Celery Seed Essential Oil
Celery Seed oil has a spicy, sweet, and rich aroma. Blenders often find that Celery Seed oil blends well in oriental compositions and lavenders, while also providing warm notes in floral fragrances and blends.
$11.67 – $256.87
Celery Seed Oil's aroma is spicy-warm, sweet and rich, "soup-like" tenacious and powerful.
Used with skill, it can provide warm notes in floral fragrances and potpourri. It blends well in oriental compositions, and lavender blends. However, it must be used with kid gloves in blending because the aroma is quite powerful.
From a scientific standpoint the most important naturally occurring components are probably Sedanolide and Sedanolic Acid Anhydride even though they account for one percent or less. Arguably they are the strongest factors in the oil's aroma. Other constituents include the monoterpene, d-limonene and the sesquiterpene, selinene.
Be advised, the seed produces the best oil because of the content of these main constituents.
The essential oil and oleoresin of celery seed are used as a flavoring or fragrance in liqueurs, perfumes, and cosmetics, such as soaps, creams, and lotions. Large amounts of the volatile oil can produce sedation and irritation that may be responsible for attributed antispasmodic properties.
Historically, celery seed was used in Ayurvedic medicine to treat colds, flu, bloating, poor digestion, arthritis, and certain diseases of the liver and spleen. It is not utilized often in modern herbal medicine. When it is used, it's primary purpose is as a diuretic to remove excess water from the body and decrease swelling and bloating. Rarely, it may be suggested for treating arthritis and gout, and to help reduce muscle spasms and inflammation, according to the University of Maryland Medical Center.
The University of Maryland Medical Center states that celery has flavonoids that may reduce the growth of a bacteria called H. Pylori. H. Pylori is known to be the causative agent in most cases of peptic ulcers. Celery is not a stand-alone treatment for ulcers but it can be added to a therapeutic plan to assist with reducing bacterial growth in the stomach (SIBO).
Chronic Lung Disease:
Eating celery, among other foods listed will reduce the amount of mucous production in cystic fibrosis, or CF, and other lung diseases. The University of Maryland Medical Center lists celery as beneficial in reducing thick mucus in CF patients. CF is a serious, chronic and progressive disease, so this is not meant as a treatment. Celery may assist in reducing symptoms and complications.
The "Journal of Food Protection" in 2001 evaluated the effects of several essential oils on bacterial growth.
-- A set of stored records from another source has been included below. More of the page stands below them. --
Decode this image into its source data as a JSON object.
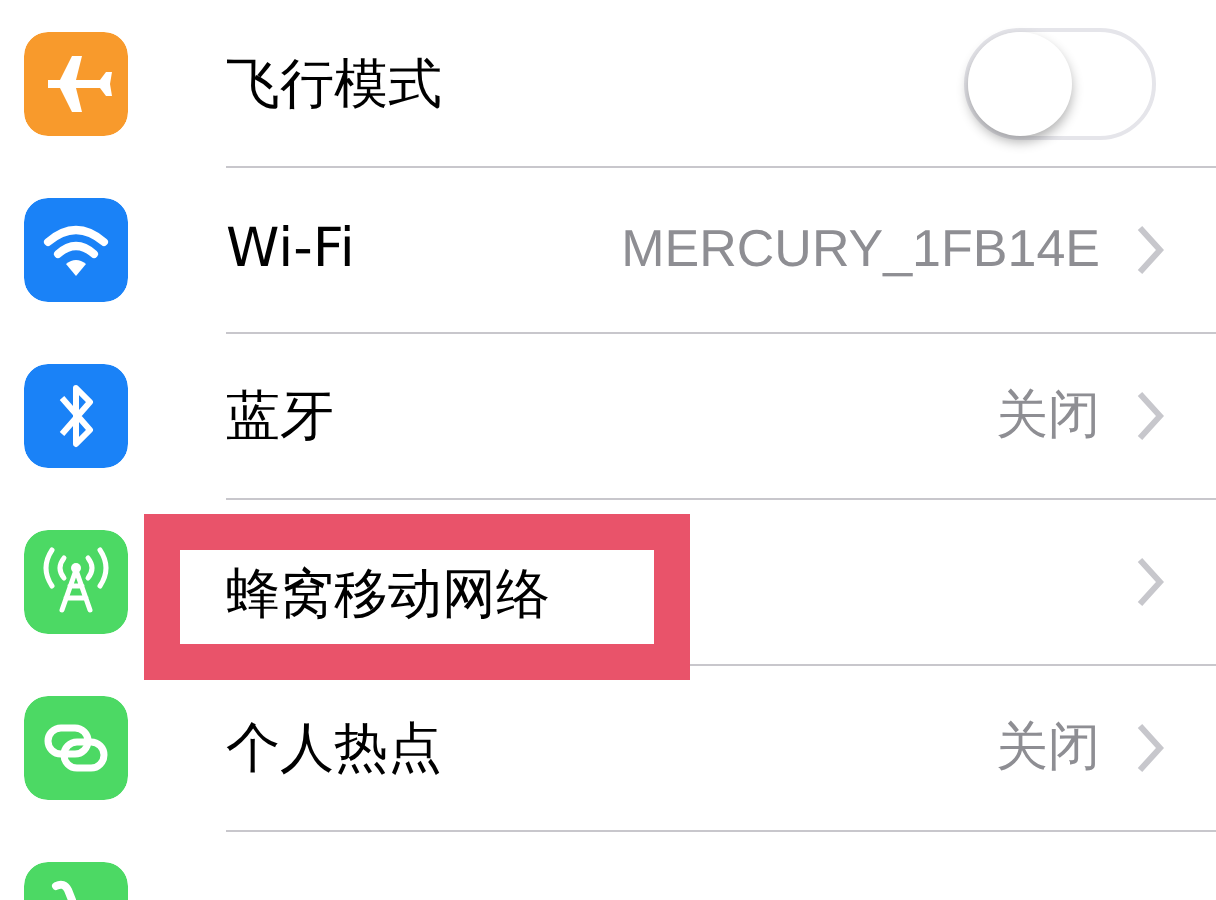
{
  "rows": [
    {
      "kind": "toggle",
      "color": "#f89a2c",
      "label": "飞行模式",
      "on": false
    },
    {
      "kind": "link",
      "color": "#1a82f7",
      "label": "Wi-Fi",
      "value": "MERCURY_1FB14E"
    },
    {
      "kind": "link",
      "color": "#1a82f7",
      "label": "蓝牙",
      "value": "关闭"
    },
    {
      "kind": "link",
      "color": "#4cd964",
      "label": "蜂窝移动网络",
      "highlighted": true
    },
    {
      "kind": "link",
      "color": "#4cd964",
      "label": "个人热点",
      "value": "关闭"
    },
    {
      "kind": "link",
      "color": "#4cd964"
    }
  ]
}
The author, M. Elgayyar, found that celery seed oil inhibited some growth of bacteria. It was not the most effective against bacterial growth, but it fell in the middle for effectiveness of the group tested. Further study is warranted to assess whether celery seed oil can be used as a food preservative or as an adjunct to traditional antibiotic therapy.
Long recognized as helpful in digestion, celery seed oil is useful for liver cleansing and urinary tract issues. It is also said to increase mild flow in nursing mothers. Celery Seed oil is a liver protector. Use for arthritis, rheumatism, digestive problems, liver problems/hepatitis.
Caution: Avoid during pregnancy.
Can be applied topically (NEAT) without diluting.